Nikolau (2014) stelt vast dat oudere werkzoekenden meer actief zijn op LinkedIn en jongere werkzoekenden op Facebook. Hier wordt niet specifiek naar gevraagd in de interviews, maar uit de interviews kan wel afgeleid worden dat jongeren ook steeds meer gebruik maken van LinkedIn om zich te profileren. We zien wel dat de HR-verantwoordelijken voornamelijk gebruik maken van Facebook om zich specifiek te richten op de jongeren. Enkele oudere HR-verantwoordelijken vermeldden ook dat zij niet echt voeling hebben met sociale media waardoor zij het gebruik hiervan niet stimuleren, het is dus opvallend dat leeftijd ook invloed heeft op het gebruik van sociale media.

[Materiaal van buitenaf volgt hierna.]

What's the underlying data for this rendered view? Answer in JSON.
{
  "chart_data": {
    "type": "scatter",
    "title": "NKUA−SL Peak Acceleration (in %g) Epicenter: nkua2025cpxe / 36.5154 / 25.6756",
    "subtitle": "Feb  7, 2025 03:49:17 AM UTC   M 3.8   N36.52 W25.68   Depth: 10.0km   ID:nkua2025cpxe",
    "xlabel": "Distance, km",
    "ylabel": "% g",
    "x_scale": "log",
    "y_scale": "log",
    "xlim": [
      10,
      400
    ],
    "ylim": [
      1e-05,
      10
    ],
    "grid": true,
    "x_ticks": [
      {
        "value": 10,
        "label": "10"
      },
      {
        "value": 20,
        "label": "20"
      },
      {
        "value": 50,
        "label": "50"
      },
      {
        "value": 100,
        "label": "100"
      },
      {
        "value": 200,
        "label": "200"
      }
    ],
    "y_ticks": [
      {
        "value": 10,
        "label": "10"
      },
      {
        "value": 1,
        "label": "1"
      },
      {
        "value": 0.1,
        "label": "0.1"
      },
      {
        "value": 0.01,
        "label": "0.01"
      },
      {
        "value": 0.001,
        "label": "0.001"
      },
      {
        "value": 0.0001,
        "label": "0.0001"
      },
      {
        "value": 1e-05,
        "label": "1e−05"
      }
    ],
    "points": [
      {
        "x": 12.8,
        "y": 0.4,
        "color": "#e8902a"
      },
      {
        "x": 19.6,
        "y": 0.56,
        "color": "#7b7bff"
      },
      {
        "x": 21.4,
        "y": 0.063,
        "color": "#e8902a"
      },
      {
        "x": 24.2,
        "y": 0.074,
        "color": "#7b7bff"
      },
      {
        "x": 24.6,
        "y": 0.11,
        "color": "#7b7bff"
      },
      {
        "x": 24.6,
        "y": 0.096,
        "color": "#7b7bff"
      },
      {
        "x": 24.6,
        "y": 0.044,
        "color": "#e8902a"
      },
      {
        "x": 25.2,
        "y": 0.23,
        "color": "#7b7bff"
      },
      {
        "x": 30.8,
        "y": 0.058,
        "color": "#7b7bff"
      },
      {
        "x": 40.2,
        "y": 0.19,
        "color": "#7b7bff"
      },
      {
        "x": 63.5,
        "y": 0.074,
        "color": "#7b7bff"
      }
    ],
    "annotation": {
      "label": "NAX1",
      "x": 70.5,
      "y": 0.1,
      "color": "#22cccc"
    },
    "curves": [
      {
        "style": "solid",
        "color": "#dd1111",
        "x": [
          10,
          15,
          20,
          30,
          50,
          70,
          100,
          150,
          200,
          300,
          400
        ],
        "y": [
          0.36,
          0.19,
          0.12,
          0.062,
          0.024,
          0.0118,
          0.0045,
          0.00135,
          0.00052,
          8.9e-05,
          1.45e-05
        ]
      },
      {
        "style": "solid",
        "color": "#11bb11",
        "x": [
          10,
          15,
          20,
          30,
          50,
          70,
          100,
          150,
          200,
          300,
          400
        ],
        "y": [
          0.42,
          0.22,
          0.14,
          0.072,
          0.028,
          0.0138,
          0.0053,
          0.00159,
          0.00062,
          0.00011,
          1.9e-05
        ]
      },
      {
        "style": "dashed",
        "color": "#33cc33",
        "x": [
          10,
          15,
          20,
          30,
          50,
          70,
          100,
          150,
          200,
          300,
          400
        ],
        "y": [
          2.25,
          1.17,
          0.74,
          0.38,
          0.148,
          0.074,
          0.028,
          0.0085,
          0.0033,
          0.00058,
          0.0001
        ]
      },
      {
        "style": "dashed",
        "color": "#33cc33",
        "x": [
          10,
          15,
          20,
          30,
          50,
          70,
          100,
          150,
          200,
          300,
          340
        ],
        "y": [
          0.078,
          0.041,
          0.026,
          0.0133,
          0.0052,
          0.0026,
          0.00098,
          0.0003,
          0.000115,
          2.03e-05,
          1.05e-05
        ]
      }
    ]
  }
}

Dit bevestigt ook het onderzoek van Nikolau (2014) waaruit voortvloeit dat oudere werkzoekenden minder gebruik zullen maken van sociale media en eerder de traditionele kanalen zullen opzoeken om een job te zoeken. Dit academisch onderzoek (Nikolau, 2014) toont aan dat jongere werkzoekenden vaker gebruik maken van sociale media en hier meer tijd op doorbrengen. Dit wordt ook duidelijk in het empirisch onderzoek waarbij enkele HRverantwoordelijken aangeven dat ze sociale media gebruiken om te zoeken naar jongeren. Dit zorgt er wel voor dat het belang van sociale media in het rekruteringsproces zal blijven toenemen, aangezien steeds meer en meer jongeren op de jobmarkt komen en gebruik zullen maken van sociale media om een job te vinden.
Een andere bevinding uit het onderzoek van Nikolau (2014) wordt tegengesproken door het empirisch onderzoek. Nikolau (2014) vermeldt in zijn onderzoek dat oudere HR-verantwoordelijken vooral gebruik zullen maken van LinkedIn om jobs bekend te maken en dat jongere HR-verantwoordelijken geneigd zijn om eerder Facebook te gebruiken. Uit het empirisch onderzoek blijkt dat dit niet het geval is, zowel jongere als oudere HR-verantwoordelijken maken voornamelijk gebruik van LinkedIn om vacatures te plaatsen en zullen deze beslissing laten afhangen van het soort profiel.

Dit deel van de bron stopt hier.